# WSP



## Gramma Judy (Sep 28, 2009)

I placed my order on Friday afternoon and the UPS man was at my office at 11:00 this morning.  Fast.


----------



## Guest (Sep 28, 2009)

OH BOY now you can play . I have to sniff and admire each scent as I unpack them . Have fun 

Kitn


----------



## heyjude (Sep 28, 2009)

Wow, that's fast!  :shock: 

I am going to place an fo order soon to take advatage of the free shipping. I wonder how much I am saving though if their prices are as I have read a bit higher to begin with.  

Jude


----------



## jarvan (Sep 29, 2009)

I'm waiting for my WSP order as we speak!


----------



## Saltysteele (Sep 29, 2009)

if i order over the weekend, i'll have it tuesday, everytime


----------



## TheSoapyEwe (Sep 29, 2009)

I ordered on Sunday, it went out Monday, it'll be here Thursday.
It always takes 3 days to get to me from the day they ship it.

I personally think they are one of the more reasonable sites to purchase from and their products and customer service is top notch. 
One time I got the wrong order and they over-nighted me a new package which was a lifesaver since I was really needing the items for a show I was doing 3 days later!

The only FO I haven't cared for was their brown sugar.


----------



## kittywings (Sep 29, 2009)

My replenishment of honeysuckle fo is coming tomorrow   ... just when I have NO time to play  :cry:


----------



## Overthemoon (Oct 28, 2009)

I just received my order from WSP. All five scents were lovely, exactly what I wanted.
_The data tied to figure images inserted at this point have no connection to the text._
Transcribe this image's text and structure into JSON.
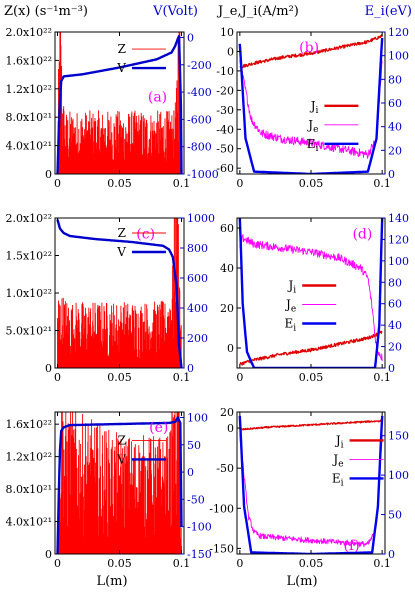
{
  "headers": {
    "left_y": "Z(x) (s⁻¹m⁻³)",
    "left_y2": "V(Volt)",
    "right_y": "J_e,J_i(A/m²)",
    "right_y2": "E_i(eV)",
    "xlabel": "L(m)"
  },
  "colors": {
    "Z": "#ff0000",
    "V": "#0000cc",
    "Ji": "#e00000",
    "Je": "#ff00ff",
    "Ei": "#0000ee",
    "tag": "#ff00ff",
    "axis2": "#0000cc"
  },
  "chart_data": [
    {
      "type": "line",
      "panel": "a",
      "tag": "(a)",
      "x_ticks": [
        "0",
        "0.05",
        "0.1"
      ],
      "xlim": [
        -0.002,
        0.102
      ],
      "ylim": [
        0,
        2e+22
      ],
      "y_ticks": [
        {
          "v": 0,
          "label": "0"
        },
        {
          "v": 4e+21,
          "label": "4.0x10²¹"
        },
        {
          "v": 8e+21,
          "label": "8.0x10²¹"
        },
        {
          "v": 1.2e+22,
          "label": "1.2x10²²"
        },
        {
          "v": 1.6e+22,
          "label": "1.6x10²²"
        },
        {
          "v": 2e+22,
          "label": "2.0x10²²"
        }
      ],
      "y2lim": [
        -1000,
        40
      ],
      "y2_ticks": [
        {
          "v": 0,
          "label": "0"
        },
        {
          "v": -200,
          "label": "-200"
        },
        {
          "v": -400,
          "label": "-400"
        },
        {
          "v": -600,
          "label": "-600"
        },
        {
          "v": -800,
          "label": "-800"
        },
        {
          "v": -1000,
          "label": "-1000"
        }
      ],
      "legend": [
        {
          "label": "Z",
          "key": "Z"
        },
        {
          "label": "V",
          "key": "V"
        }
      ],
      "series": [
        {
          "name": "Z",
          "axis": "left",
          "kind": "noise",
          "x": [
            0,
            0.002,
            0.004,
            0.006,
            0.05,
            0.094,
            0.096,
            0.098,
            0.1
          ],
          "y": [
            2e+21,
            1.7e+22,
            7e+21,
            5e+21,
            5e+21,
            5e+21,
            7e+21,
            1.8e+22,
            2e+21
          ],
          "spread": 0.8
        },
        {
          "name": "V",
          "axis": "left2",
          "x": [
            0,
            0.001,
            0.002,
            0.003,
            0.005,
            0.02,
            0.05,
            0.08,
            0.092,
            0.095,
            0.097,
            0.098,
            0.0995,
            0.1
          ],
          "y": [
            -1000,
            -700,
            -450,
            -320,
            -285,
            -270,
            -220,
            -160,
            -110,
            -60,
            -10,
            10,
            -500,
            -1000
          ]
        }
      ]
    },
    {
      "type": "line",
      "panel": "b",
      "tag": "(b)",
      "x_ticks": [
        "0",
        "0.05",
        "0.1"
      ],
      "xlim": [
        -0.002,
        0.102
      ],
      "ylim": [
        -63,
        10
      ],
      "y_ticks": [
        {
          "v": 10,
          "label": "10"
        },
        {
          "v": 0,
          "label": "0"
        },
        {
          "v": -10,
          "label": "-10"
        },
        {
          "v": -20,
          "label": "-20"
        },
        {
          "v": -30,
          "label": "-30"
        },
        {
          "v": -40,
          "label": "-40"
        },
        {
          "v": -50,
          "label": "-50"
        },
        {
          "v": -60,
          "label": "-60"
        }
      ],
      "y2lim": [
        0,
        120
      ],
      "y2_ticks": [
        {
          "v": 0,
          "label": "0"
        },
        {
          "v": 20,
          "label": "20"
        },
        {
          "v": 40,
          "label": "40"
        },
        {
          "v": 60,
          "label": "60"
        },
        {
          "v": 80,
          "label": "80"
        },
        {
          "v": 100,
          "label": "100"
        },
        {
          "v": 120,
          "label": "120"
        }
      ],
      "legend": [
        {
          "label": "J",
          "sub": "i",
          "key": "Ji"
        },
        {
          "label": "J",
          "sub": "e",
          "key": "Je"
        },
        {
          "label": "E",
          "sub": "i",
          "key": "Ei"
        }
      ],
      "series": [
        {
          "name": "Ji",
          "axis": "left",
          "x": [
            0,
            0.01,
            0.03,
            0.05,
            0.07,
            0.09,
            0.1
          ],
          "y": [
            -8,
            -6,
            -3,
            -1,
            2,
            5,
            8
          ],
          "jitter": 0.8
        },
        {
          "name": "Je",
          "axis": "left",
          "x": [
            0,
            0.008,
            0.015,
            0.03,
            0.05,
            0.07,
            0.09,
            0.096,
            0.1
          ],
          "y": [
            -5,
            -35,
            -42,
            -45,
            -47,
            -50,
            -53,
            -45,
            -5
          ],
          "jitter": 2.2
        },
        {
          "name": "Ei",
          "axis": "left2",
          "x": [
            0,
            0.004,
            0.01,
            0.05,
            0.09,
            0.096,
            0.1
          ],
          "y": [
            110,
            30,
            2,
            0,
            2,
            30,
            115
          ]
        }
      ]
    },
    {
      "type": "line",
      "panel": "c",
      "tag": "(c)",
      "x_ticks": [
        "0",
        "0.05",
        "0.1"
      ],
      "xlim": [
        -0.002,
        0.102
      ],
      "ylim": [
        0,
        2e+22
      ],
      "y_ticks": [
        {
          "v": 0,
          "label": "0"
        },
        {
          "v": 5e+21,
          "label": "5.0x10²¹"
        },
        {
          "v": 1e+22,
          "label": "1.0x10²²"
        },
        {
          "v": 1.5e+22,
          "label": "1.5x10²²"
        },
        {
          "v": 2e+22,
          "label": "2.0x10²²"
        }
      ],
      "y2lim": [
        0,
        1000
      ],
      "y2_ticks": [
        {
          "v": 0,
          "label": "0"
        },
        {
          "v": 200,
          "label": "200"
        },
        {
          "v": 400,
          "label": "400"
        },
        {
          "v": 600,
          "label": "600"
        },
        {
          "v": 800,
          "label": "800"
        },
        {
          "v": 1000,
          "label": "1000"
        }
      ],
      "legend": [
        {
          "label": "Z",
          "key": "Z"
        },
        {
          "label": "V",
          "key": "V"
        }
      ],
      "series": [
        {
          "name": "Z",
          "axis": "left",
          "kind": "noise",
          "x": [
            0,
            0.01,
            0.05,
            0.088,
            0.093,
            0.096,
            0.1
          ],
          "y": [
            6e+21,
            5e+21,
            5e+21,
            5e+21,
            8e+21,
            1.9e+22,
            2e+21
          ],
          "spread": 0.8
        },
        {
          "name": "V",
          "axis": "left2",
          "x": [
            0,
            0.002,
            0.005,
            0.01,
            0.03,
            0.06,
            0.085,
            0.09,
            0.093,
            0.096,
            0.098,
            0.1
          ],
          "y": [
            990,
            930,
            900,
            880,
            860,
            840,
            815,
            790,
            740,
            550,
            150,
            0
          ]
        }
      ]
    },
    {
      "type": "line",
      "panel": "d",
      "tag": "(d)",
      "x_ticks": [
        "0",
        "0.05",
        "0.1"
      ],
      "xlim": [
        -0.002,
        0.102
      ],
      "ylim": [
        -10,
        65
      ],
      "y_ticks": [
        {
          "v": 60,
          "label": "60"
        },
        {
          "v": 40,
          "label": "40"
        },
        {
          "v": 20,
          "label": "20"
        },
        {
          "v": 0,
          "label": "0"
        }
      ],
      "y2lim": [
        0,
        140
      ],
      "y2_ticks": [
        {
          "v": 0,
          "label": "0"
        },
        {
          "v": 20,
          "label": "20"
        },
        {
          "v": 40,
          "label": "40"
        },
        {
          "v": 60,
          "label": "60"
        },
        {
          "v": 80,
          "label": "80"
        },
        {
          "v": 100,
          "label": "100"
        },
        {
          "v": 120,
          "label": "120"
        },
        {
          "v": 140,
          "label": "140"
        }
      ],
      "legend": [
        {
          "label": "J",
          "sub": "i",
          "key": "Ji"
        },
        {
          "label": "J",
          "sub": "e",
          "key": "Je"
        },
        {
          "label": "E",
          "sub": "i",
          "key": "Ei"
        }
      ],
      "series": [
        {
          "name": "Ji",
          "axis": "left",
          "x": [
            0,
            0.01,
            0.03,
            0.05,
            0.07,
            0.09,
            0.1
          ],
          "y": [
            -8,
            -6,
            -3,
            -1,
            2,
            5,
            8
          ],
          "jitter": 0.8
        },
        {
          "name": "Je",
          "axis": "left",
          "x": [
            0,
            0.002,
            0.01,
            0.03,
            0.05,
            0.07,
            0.085,
            0.09,
            0.093,
            0.096,
            0.1
          ],
          "y": [
            50,
            55,
            52,
            50,
            48,
            45,
            40,
            35,
            20,
            0,
            -5
          ],
          "jitter": 2.0
        },
        {
          "name": "Ei",
          "axis": "left2",
          "x": [
            0,
            0.002,
            0.005,
            0.01,
            0.05,
            0.09,
            0.095,
            0.098,
            0.1
          ],
          "y": [
            140,
            60,
            15,
            0,
            0,
            0,
            0,
            40,
            140
          ]
        }
      ]
    },
    {
      "type": "line",
      "panel": "e",
      "tag": "(e)",
      "x_ticks": [
        "0",
        "0.05",
        "0.1"
      ],
      "xlim": [
        -0.002,
        0.102
      ],
      "ylim": [
        0,
        1.75e+22
      ],
      "y_ticks": [
        {
          "v": 0,
          "label": "0"
        },
        {
          "v": 4e+21,
          "label": "4.0x10²¹"
        },
        {
          "v": 8e+21,
          "label": "8.0x10²¹"
        },
        {
          "v": 1.2e+22,
          "label": "1.2x10²²"
        },
        {
          "v": 1.6e+22,
          "label": "1.6x10²²"
        }
      ],
      "y2lim": [
        -150,
        110
      ],
      "y2_ticks": [
        {
          "v": 100,
          "label": "100"
        },
        {
          "v": 50,
          "label": "50"
        },
        {
          "v": 0,
          "label": "0"
        },
        {
          "v": -50,
          "label": "-50"
        },
        {
          "v": -100,
          "label": "-100"
        },
        {
          "v": -150,
          "label": "-150"
        }
      ],
      "legend": [
        {
          "label": "Z",
          "key": "Z"
        },
        {
          "label": "V",
          "key": "V"
        }
      ],
      "series": [
        {
          "name": "Z",
          "axis": "left",
          "kind": "noise",
          "x": [
            0,
            0.003,
            0.006,
            0.05,
            0.09,
            0.095,
            0.098,
            0.1
          ],
          "y": [
            1e+21,
            1.3e+22,
            1e+22,
            8e+21,
            8e+21,
            1.2e+22,
            1.5e+22,
            1e+21
          ],
          "spread": 0.85
        },
        {
          "name": "V",
          "axis": "left2",
          "x": [
            0,
            0.001,
            0.002,
            0.003,
            0.005,
            0.01,
            0.05,
            0.09,
            0.095,
            0.097,
            0.099,
            0.1
          ],
          "y": [
            -150,
            -50,
            40,
            75,
            82,
            86,
            88,
            90,
            92,
            100,
            90,
            -100
          ]
        }
      ]
    },
    {
      "type": "line",
      "panel": "f",
      "tag": "(f)",
      "x_ticks": [
        "0",
        "0.05",
        "0.1"
      ],
      "xlim": [
        -0.002,
        0.102
      ],
      "ylim": [
        -157,
        20
      ],
      "y_ticks": [
        {
          "v": 20,
          "label": "20"
        },
        {
          "v": 0,
          "label": "0"
        },
        {
          "v": -50,
          "label": "-50"
        },
        {
          "v": -100,
          "label": "-100"
        },
        {
          "v": -150,
          "label": "-150"
        }
      ],
      "y2lim": [
        0,
        180
      ],
      "y2_ticks": [
        {
          "v": 0,
          "label": "0"
        },
        {
          "v": 50,
          "label": "50"
        },
        {
          "v": 100,
          "label": "100"
        },
        {
          "v": 150,
          "label": "150"
        }
      ],
      "legend": [
        {
          "label": "J",
          "sub": "i",
          "key": "Ji"
        },
        {
          "label": "J",
          "sub": "e",
          "key": "Je"
        },
        {
          "label": "E",
          "sub": "i",
          "key": "Ei"
        }
      ],
      "series": [
        {
          "name": "Ji",
          "axis": "left",
          "x": [
            0,
            0.02,
            0.05,
            0.08,
            0.1
          ],
          "y": [
            -2,
            1,
            4,
            7,
            9
          ],
          "jitter": 1.0
        },
        {
          "name": "Je",
          "axis": "left",
          "x": [
            0,
            0.003,
            0.006,
            0.01,
            0.015,
            0.05,
            0.09,
            0.095,
            0.098,
            0.1
          ],
          "y": [
            -10,
            -60,
            -110,
            -130,
            -135,
            -140,
            -145,
            -130,
            -70,
            -10
          ],
          "jitter": 3.5
        },
        {
          "name": "Ei",
          "axis": "left2",
          "x": [
            0,
            0.003,
            0.008,
            0.05,
            0.093,
            0.097,
            0.1
          ],
          "y": [
            175,
            60,
            2,
            0,
            2,
            60,
            175
          ]
        }
      ]
    }
  ]
}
I just wish I'd been the one at the house (had to have it shipped to my parents' as I do not receive mail consistently at my current address) and my father had to pay COD at the door. 

Even with the COD the price makes it worth it over the local Canadian suppliers I have looked into so I will probably by more fo from them again.

Now I just have to wait to get to Cranberry Lane for my oils and I'll be ready to soap.


----------